August 14th, 2018 by  


University of Missouri researchers have found that a common songbird, the Acadian flycatcher, could decline greatly in numbers within this century if the climate continues to increase in temperature. In fact, it is possible it could be driven into near extinction in just 90 years. Dr. Thomas Bonnot and research wildlife biologist Frank Thompson collaborated on the research, and Bonnot answered come questions for CleanTechnica.

Your research shows that an increase in temperature would impact breeding negatively. How would the increased temperature have this impact?

The mechanism we suspect is that warmer temperatures alter the behavior of nest predators such as snakes and other birds. In the case of snakes, which are ectothermic, higher temperatures increase activity levels and metabolic requirements and thus they may be looking for more prey. And we actually have additional data to support this idea that predation increases with temperature.

If climate change continues on its current path, how much of a die-off will this songbird species experience?

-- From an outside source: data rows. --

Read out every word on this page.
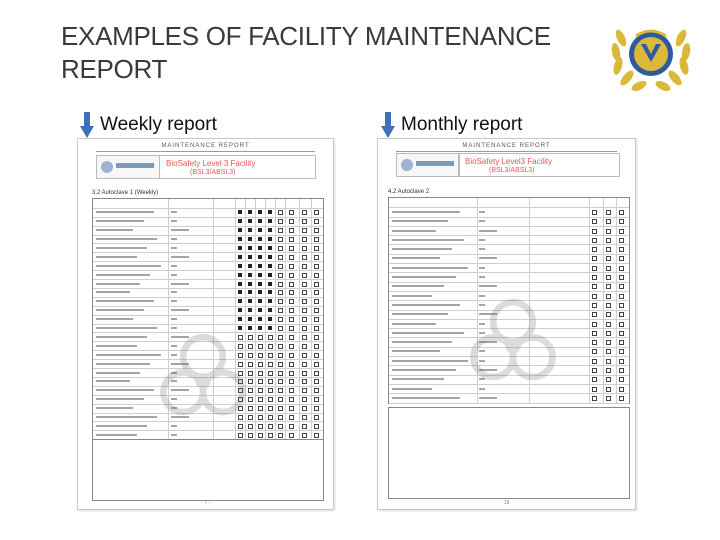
EXAMPLES OF FACILITY MAINTENANCE REPORT
Weekly report	Monthly report
MAINTENANCE REPORT
BioSafety Level 3 Facility
(BSL3/ABSL3)
3.2 Autoclave 1 (Weekly)
- 7 -
MAINTENANCE REPORT
BioSafety Level3 Facility
(BSL3/ABSL3)
4.2 Autoclave 2
18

The most severe climate scenario we considered assumes the Representative Concentration Pathway (RCP) 8.5, which is not only the highest but can also be considered the business as usual scenario that would take us down the current path.  Under that scenario we project a 34% risk that flycatchers in the region would decline by 99% or more.  Now, these estimates assume that many other factors such as habitat do not change with climate.  But, we know that will not be the case so it is certainly possible that the risk could be higher or lower given other changes.

If its population is reduced to near extinction, what impact will that within its ecological niche, or web? Which other species will be impacted by its absence?

Just look at the processes reflected in this study; that rising temperatures influence nest predators, which affects productivity, and ultimately threatens millions of birds.  I think that illustrates the critical balance of interactions between all species in any ecosystem. And so while I can’t say what the exact consequences of losing flycatcher or similar birds would be, these results alone suggest that substantial impacts can happen from even intricate changes. Aldo Leopold said “If the land as a whole is good then every part is good, whether we understand it or not.”

Will it be driven into extinction if climate change increases unchecked?

The short answer is I don’t know. It is important to remember that our predictions pertain only to the flycatchers in a defined region in the Midwest, when in fact this species is distributed across the eastern US.  We can’t say what the impacts of climate change would be in these other regions because the nesting and predator processes vary across their range. And we know there will be the potential to adapt. We are already seeing species of birds that are shifting ranges northward and arriving to breed earlier. In both of these cases that could alleviate this effect somewhat. Additionally, we are unsure how  climate change might affect the predator species too which would alter the underlying impact.  We can be confident that things will change, we just can’t be sure how.

How would reducing forest fragmentation help the Acadian flycatcher survive?

Another separate process that affects breeding productivity of forest songbirds in the US is nest parasitism by brown-headed cowbirds.  Scientists have known about this for decades and it continues to be a threat. Cowbirds will lay their eggs in songbird host nests, leaving the songbird parents to raises it with their offspring. But, cowbird chicks often out compete the host’s chicks for food causing loss of fledglings.  Or the hosts may even abandon the nest resulting in total loss. Cowbirds are highly associated with habitat fragmentation because they inhabit the developed and agricultural lands that cause the fragmentation. And then they fly into the nearby forest to find host nests. So reducing the amount of forest land that is fragmented by other land uses can keep cowbird population away from songbirds, promoting better reproduction.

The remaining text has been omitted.